Gejala yang paling sering terdapat adalah nyeri, terutama nyeri pada saat aktifitas,
adanya massa atau pembengkakan. Tidak jarang terdapat riwayat trauma, meskipun
peran trauma pada osteosarkoma tidaklah jelas. Fraktur patologis sangat jarang
terjadi, terkecuali pada osteosarkoma telangiectatic yang lebih sering terjadi
fraktur patologis. Nyeri pada ekstrimitas dapat menyebabkan kekakuan. Riwayat
pembengkakan dapat ada atau tidak, tergantung dari lokasi dan besar dari lesi.

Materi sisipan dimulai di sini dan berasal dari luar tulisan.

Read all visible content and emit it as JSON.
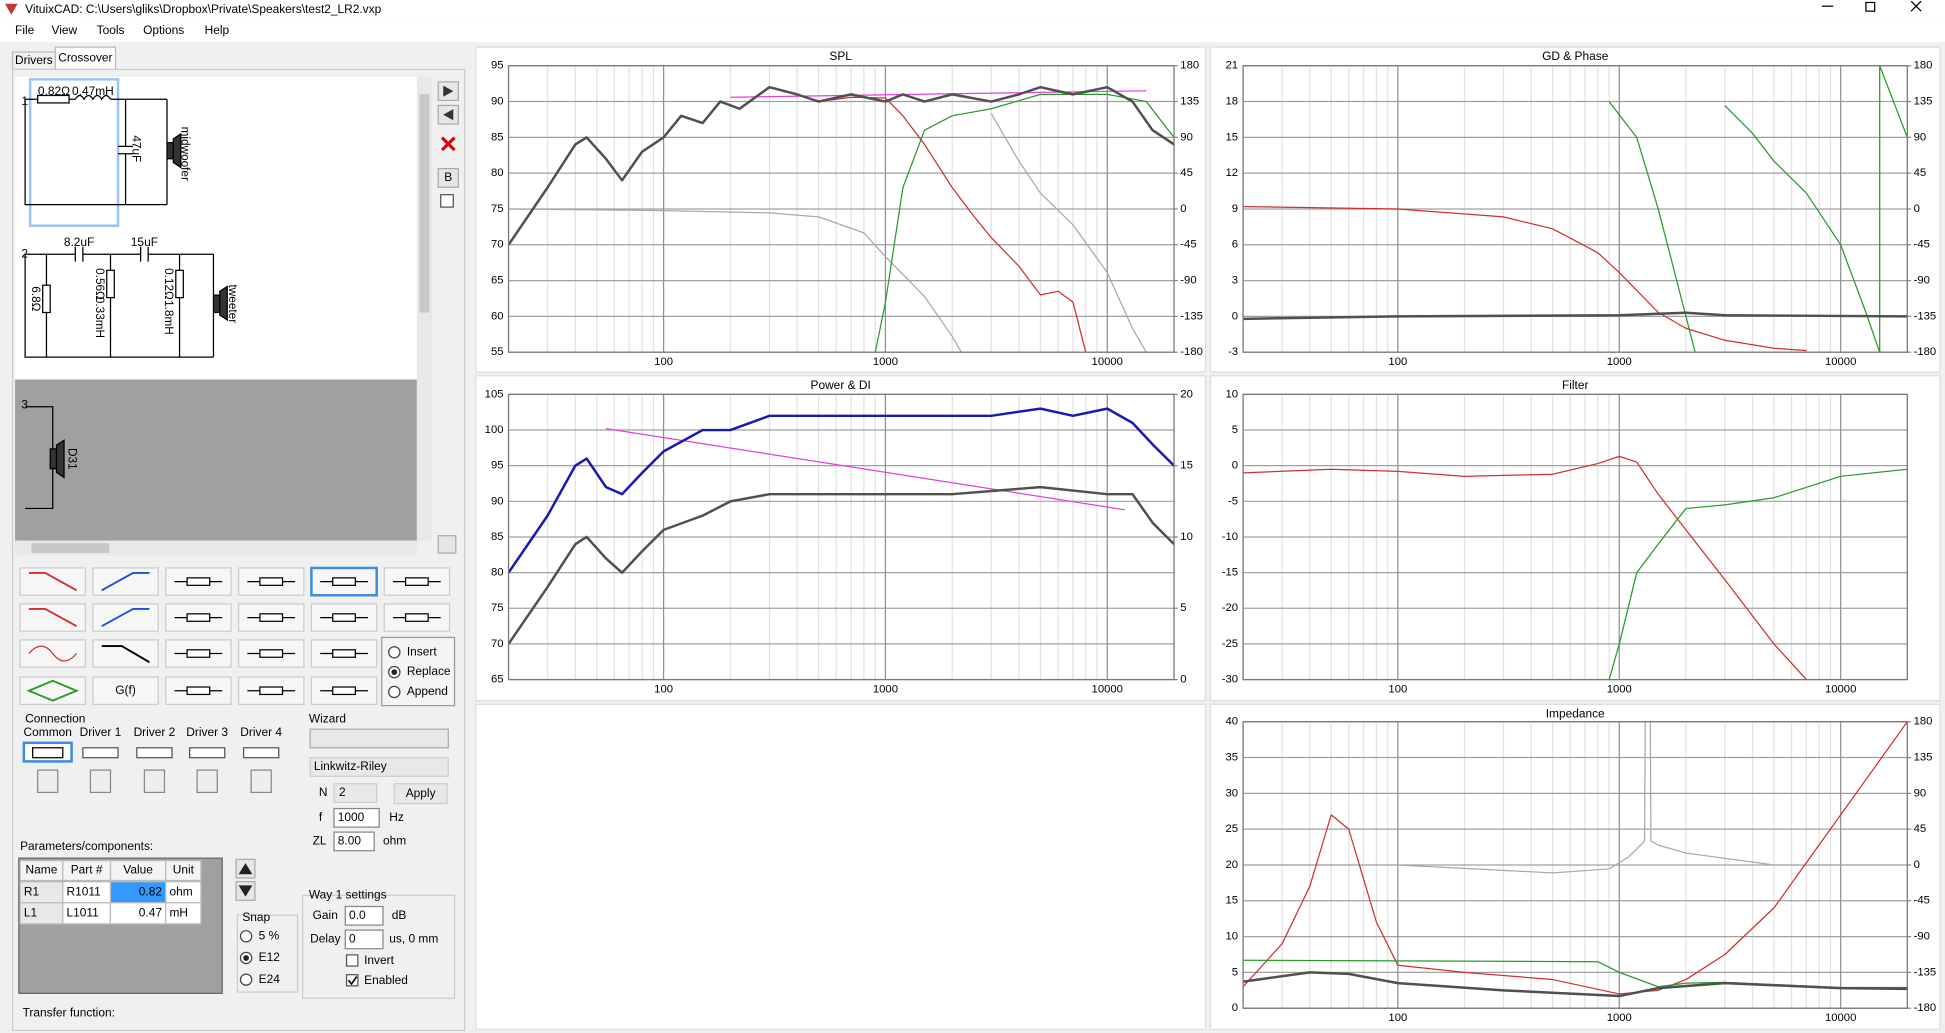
{
  "window": {
    "title": "VituixCAD: C:\\Users\\gliks\\Dropbox\\Private\\Speakers\\test2_LR2.vxp"
  },
  "menu": [
    "File",
    "View",
    "Tools",
    "Options",
    "Help"
  ],
  "tabs": [
    "Drivers",
    "Crossover"
  ],
  "schematic": {
    "way1": {
      "number": "1",
      "r": "0.82Ω",
      "l": "0.47mH",
      "c": "47uF",
      "driver": "midwoofer"
    },
    "way2": {
      "number": "2",
      "c1": "8.2uF",
      "c2": "15uF",
      "r1": "6.8Ω",
      "r2": "0.56Ω",
      "l1": "0.33mH",
      "r3": "0.12Ω",
      "l2": "1.8mH",
      "driver": "tweeter"
    },
    "way3": {
      "number": "3",
      "driver": "D31"
    }
  },
  "b_button": "B",
  "palette": {
    "gf": "G(f)",
    "modes": [
      "Insert",
      "Replace",
      "Append"
    ],
    "selected_mode": "Replace"
  },
  "connection": {
    "label": "Connection",
    "columns": [
      "Common",
      "Driver 1",
      "Driver 2",
      "Driver 3",
      "Driver 4"
    ]
  },
  "wizard": {
    "label": "Wizard",
    "type": "Linkwitz-Riley",
    "n_label": "N",
    "n": "2",
    "apply": "Apply",
    "f_label": "f",
    "f": "1000",
    "f_unit": "Hz",
    "zl_label": "ZL",
    "zl": "8.00",
    "zl_unit": "ohm"
  },
  "parameters": {
    "label": "Parameters/components:",
    "headers": [
      "Name",
      "Part #",
      "Value",
      "Unit"
    ],
    "rows": [
      [
        "R1",
        "R1011",
        "0.82",
        "ohm"
      ],
      [
        "L1",
        "L1011",
        "0.47",
        "mH"
      ]
    ]
  },
  "snap": {
    "label": "Snap",
    "options": [
      "5 %",
      "E12",
      "E24"
    ],
    "selected": "E12"
  },
  "way_settings": {
    "label": "Way 1 settings",
    "gain_label": "Gain",
    "gain": "0.0",
    "gain_unit": "dB",
    "delay_label": "Delay",
    "delay": "0",
    "delay_unit": "us, 0 mm",
    "invert": "Invert",
    "enabled": "Enabled",
    "enabled_checked": true
  },
  "transfer_label": "Transfer function:",
  "xgrid": [
    20,
    30,
    40,
    50,
    60,
    70,
    80,
    90,
    200,
    300,
    400,
    500,
    600,
    700,
    800,
    900,
    2000,
    3000,
    4000,
    5000,
    6000,
    7000,
    8000,
    9000,
    20000
  ],
  "charts": [
    {
      "type": "line",
      "title": "SPL",
      "log_x": true,
      "xlim": [
        20,
        20000
      ],
      "xticks": [
        100,
        1000,
        10000
      ],
      "ylim": [
        55,
        95
      ],
      "yticks": [
        55,
        60,
        65,
        70,
        75,
        80,
        85,
        90,
        95
      ],
      "y2lim": [
        -180,
        180
      ],
      "y2ticks": [
        -180,
        -135,
        -90,
        -45,
        0,
        45,
        90,
        135,
        180
      ],
      "series": [
        {
          "color": "#a8a8a8",
          "width": 1,
          "axis": "y2",
          "x": [
            20,
            100,
            300,
            500,
            800,
            1000,
            1500,
            2000,
            2200,
            2200,
            3000,
            4000,
            5000,
            7000,
            10000,
            13000,
            15000
          ],
          "values": [
            0,
            -2,
            -5,
            -10,
            -30,
            -60,
            -110,
            -160,
            -180,
            null,
            120,
            60,
            20,
            -20,
            -80,
            -150,
            -180
          ]
        },
        {
          "color": "#d03030",
          "width": 1,
          "x": [
            500,
            700,
            1000,
            1200,
            1500,
            2000,
            2500,
            3000,
            4000,
            5000,
            6000,
            7000,
            8000
          ],
          "values": [
            90,
            90.6,
            90.5,
            88,
            84,
            78,
            74,
            71,
            67,
            63,
            63.5,
            62,
            55
          ]
        },
        {
          "color": "#2a9a2a",
          "width": 1,
          "x": [
            900,
            1000,
            1200,
            1500,
            2000,
            3000,
            5000,
            7000,
            10000,
            15000,
            20000
          ],
          "values": [
            55,
            62,
            78,
            86,
            88,
            89,
            91,
            91,
            91,
            90,
            85
          ]
        },
        {
          "color": "#e040e0",
          "width": 1,
          "x": [
            200,
            15000
          ],
          "values": [
            90.6,
            91.5
          ]
        },
        {
          "color": "#505050",
          "width": 2,
          "x": [
            20,
            30,
            40,
            45,
            55,
            65,
            80,
            100,
            120,
            150,
            180,
            220,
            300,
            400,
            500,
            700,
            1000,
            1200,
            1500,
            2000,
            3000,
            4000,
            5000,
            7000,
            10000,
            13000,
            16000,
            20000
          ],
          "values": [
            70,
            78,
            84,
            85,
            82,
            79,
            83,
            85,
            88,
            87,
            90,
            89,
            92,
            91,
            90,
            91,
            90,
            91,
            90,
            91,
            90,
            91,
            92,
            91,
            92,
            90,
            86,
            84
          ]
        }
      ]
    },
    {
      "type": "line",
      "title": "GD & Phase",
      "log_x": true,
      "xlim": [
        20,
        20000
      ],
      "xticks": [
        100,
        1000,
        10000
      ],
      "ylim": [
        -3,
        21
      ],
      "yticks": [
        -3,
        0,
        3,
        6,
        9,
        12,
        15,
        18,
        21
      ],
      "y2lim": [
        -180,
        180
      ],
      "y2ticks": [
        -180,
        -135,
        -90,
        -45,
        0,
        45,
        90,
        135,
        180
      ],
      "series": [
        {
          "color": "#d03030",
          "width": 1,
          "axis": "y2",
          "x": [
            20,
            100,
            300,
            500,
            800,
            1000,
            1500,
            2000,
            3000,
            5000,
            7000
          ],
          "values": [
            3,
            0,
            -10,
            -25,
            -55,
            -80,
            -130,
            -150,
            -165,
            -175,
            -178
          ]
        },
        {
          "color": "#2a9a2a",
          "width": 1,
          "axis": "y2",
          "x": [
            900,
            1200,
            1500,
            2000,
            2200,
            2200,
            3000,
            4000,
            5000,
            7000,
            10000,
            13000,
            15000,
            15000,
            20000
          ],
          "values": [
            135,
            90,
            0,
            -135,
            -180,
            null,
            130,
            95,
            60,
            20,
            -45,
            -130,
            -180,
            180,
            90
          ]
        },
        {
          "color": "#505050",
          "width": 2,
          "x": [
            20,
            100,
            1000,
            2000,
            3000,
            20000
          ],
          "values": [
            -0.2,
            0,
            0.1,
            0.3,
            0.1,
            0
          ]
        }
      ]
    },
    {
      "type": "line",
      "title": "Power & DI",
      "log_x": true,
      "xlim": [
        20,
        20000
      ],
      "xticks": [
        100,
        1000,
        10000
      ],
      "ylim": [
        65,
        105
      ],
      "yticks": [
        65,
        70,
        75,
        80,
        85,
        90,
        95,
        100,
        105
      ],
      "y2lim": [
        0,
        20
      ],
      "y2ticks": [
        0,
        5,
        10,
        15,
        20
      ],
      "series": [
        {
          "color": "#e040e0",
          "width": 1,
          "axis": "y2",
          "x": [
            55,
            12000
          ],
          "values": [
            17.6,
            11.9
          ]
        },
        {
          "color": "#505050",
          "width": 2,
          "x": [
            20,
            30,
            40,
            45,
            55,
            65,
            80,
            100,
            150,
            200,
            300,
            500,
            1000,
            2000,
            5000,
            10000,
            13000,
            16000,
            20000
          ],
          "values": [
            70,
            78,
            84,
            85,
            82,
            80,
            83,
            86,
            88,
            90,
            91,
            91,
            91,
            91,
            92,
            91,
            91,
            87,
            84
          ]
        },
        {
          "color": "#1a1ab0",
          "width": 2,
          "x": [
            20,
            30,
            40,
            45,
            55,
            65,
            80,
            100,
            150,
            200,
            300,
            400,
            500,
            700,
            1000,
            2000,
            3000,
            5000,
            7000,
            10000,
            13000,
            16000,
            20000
          ],
          "values": [
            80,
            88,
            95,
            96,
            92,
            91,
            94,
            97,
            100,
            100,
            102,
            102,
            102,
            102,
            102,
            102,
            102,
            103,
            102,
            103,
            101,
            98,
            95
          ]
        }
      ]
    },
    {
      "type": "line",
      "title": "Filter",
      "log_x": true,
      "xlim": [
        20,
        20000
      ],
      "xticks": [
        100,
        1000,
        10000
      ],
      "ylim": [
        -30,
        10
      ],
      "yticks": [
        -30,
        -25,
        -20,
        -15,
        -10,
        -5,
        0,
        5,
        10
      ],
      "series": [
        {
          "color": "#d03030",
          "width": 1,
          "x": [
            20,
            50,
            100,
            200,
            500,
            800,
            1000,
            1200,
            1500,
            2000,
            3000,
            5000,
            7000
          ],
          "values": [
            -1,
            -0.5,
            -0.8,
            -1.5,
            -1.2,
            0.3,
            1.3,
            0.5,
            -4,
            -9,
            -16,
            -25,
            -30
          ]
        },
        {
          "color": "#2a9a2a",
          "width": 1,
          "x": [
            900,
            1000,
            1200,
            1500,
            2000,
            3000,
            5000,
            10000,
            20000
          ],
          "values": [
            -30,
            -25,
            -15,
            -11,
            -6,
            -5.5,
            -4.5,
            -1.5,
            -0.5
          ]
        }
      ]
    },
    {
      "type": "line",
      "title": "Impedance",
      "log_x": true,
      "xlim": [
        20,
        20000
      ],
      "xticks": [
        100,
        1000,
        10000
      ],
      "ylim": [
        0,
        40
      ],
      "yticks": [
        0,
        5,
        10,
        15,
        20,
        25,
        30,
        35,
        40
      ],
      "y2lim": [
        -180,
        180
      ],
      "y2ticks": [
        -180,
        -135,
        -90,
        -45,
        0,
        45,
        90,
        135,
        180
      ],
      "series": [
        {
          "color": "#a8a8a8",
          "width": 1,
          "axis": "y2",
          "x": [
            20,
            100,
            500,
            900,
            1100,
            1300,
            1310,
            1380,
            1390,
            1500,
            2000,
            5000,
            20000
          ],
          "values": [
            0,
            0,
            -10,
            -5,
            10,
            30,
            180,
            180,
            30,
            25,
            15,
            0,
            0
          ]
        },
        {
          "color": "#d03030",
          "width": 1,
          "x": [
            20,
            30,
            40,
            50,
            60,
            80,
            100,
            200,
            500,
            1000,
            1500,
            2000,
            3000,
            5000,
            10000,
            20000
          ],
          "values": [
            3,
            9,
            17,
            27,
            25,
            12,
            6,
            5,
            4,
            2,
            2.5,
            4,
            7.5,
            14,
            27,
            40
          ]
        },
        {
          "color": "#2a9a2a",
          "width": 1,
          "x": [
            20,
            800,
            1000,
            1500,
            2000,
            3000,
            10000,
            20000
          ],
          "values": [
            6.7,
            6.5,
            5,
            3,
            3.5,
            3.6,
            2.9,
            2.9
          ]
        },
        {
          "color": "#505050",
          "width": 2,
          "x": [
            20,
            40,
            60,
            100,
            300,
            1000,
            1500,
            3000,
            10000,
            20000
          ],
          "values": [
            3.7,
            5,
            4.8,
            3.5,
            2.5,
            1.7,
            2.8,
            3.5,
            2.8,
            2.7
          ]
        }
      ]
    }
  ]
}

Gejala sistemik, seperti demam atau keringat malam sangat jarang. Penyebaran
tumor pada paru-paru sangat jarang menyebabkan gejala respiratorik dan biasanya
menandakan keterlibatan paru yang luas.
Penemuan
pada pemeriksaan fisik biasanya terbatas pada tempat utama tumor :
1. Massa :
massa yang dapat dipalpasi dapat ada atau tidak, dapat nyeri tekan dan hangat
pada palpasi, meskipun gejala ini sukar dibedakan dengan osteomielitis. Pada
inspeksi dapat terlihat peningkatan vaskularitas pada kulit.
2.
Penurunan range
of motion : keterlibatan sendi dapat diperhatikan pada pemeriksaan fisik.
3. Lymphadenopathy
: keterlibatan kelenjar limfa merupakan hal yang sangat jarang terjadi.
G.
PEMERIKSAAN DIAGNOSTIK
a.
Laboratorium
Kebanyakan pemeriksaan laboratorium
yang digunakan berhubungan dengan penggunaan kemoterapi. Sangat penting untuk
mengetahui fungsi organ sebelum pemberian kemoterapi dan untuk memonitor fungsi
organ setelah kemoterapi. Pemeriksaan darah untuk kepentingan prognosa adalah lactic
dehydrogenase (LDH) dan alkaline phosphatase (ALP). Pasien dengan
peningkatan nilai ALP pada saat diagnosis mempunyai kemungkinan lebih besar
untuk mempunyai metastase pada paru. Pada pasien tanpa metastase, yang
mempunyai peningkatan nilai LDH kurang dapat menyembuh bila dibandingkan dengan
pasien yang mempunyai nilai LDH normal.
Beberapa pemeriksaan laboratorium
yang penting termasuk :
·
LDH
·
ALP (kepentingan prognostik)
·
Hitung darah lengkap
·
Hitung trombosit
·
Tes fungsi hati: Aspartate aminotransferase (AST),
alanine aminotransferase (ALT), bilirubin, dan albumin.
·
Elektrolit : Sodium, potassium, chloride, bicarbonate,
calcium, magnesium, phosphorus.
·
Tes fungsi ginjal: blood urea nitrogen (BUN),
creatinine.
·
Urinalisis
b.
Radiografi
Pemeriksaan X-ray
merupakan modalitas utama yang digunakan untuk investigasi. Ketika dicurigai
adanya osteosarkoma, MRI digunakan untuk menentukan distribusi tumor pada
tulang dan penyebaran pada jaringan lunak sekitarnya. CT kurang sensitf bila
dibandingkan dengan MRI untuk evaluasi lokal dari tumor namun dapat digunakan
untuk menentukan metastase pada paru-paru. Isotopic bone scanning secara umum
digunakan untuk mendeteksi metastase pada tulang atau tumor synchronous, tetapi
MRI seluruh tubuh dapat menggantikan bone scan.
1.
X-Ray
Foto polos merupakan hal yang
esensial dalam evaluasi pertama dari lesi tulang karena hasilnya dapat
memprediksi diagnosis dan penentuan pemeriksaan lebih jauh yang tepat. Gambaran
foto polos dapat bervariasi, tetapi kebanyakan menunjukkan campuran antara area
litik dan sklerotik. Sangat jarang hanya berupa lesi litik atau sklerotik. Lesi
terlihat agresif, dapat berupa moth eaten dengan tepi tidak jelas atau
kadangkala terdapat lubang kortikal multipel yang kecil. Setelah kemoterapi,
tulang disekelilingnya dapat membentuk tepi dengan batas jelas disekitar tumor.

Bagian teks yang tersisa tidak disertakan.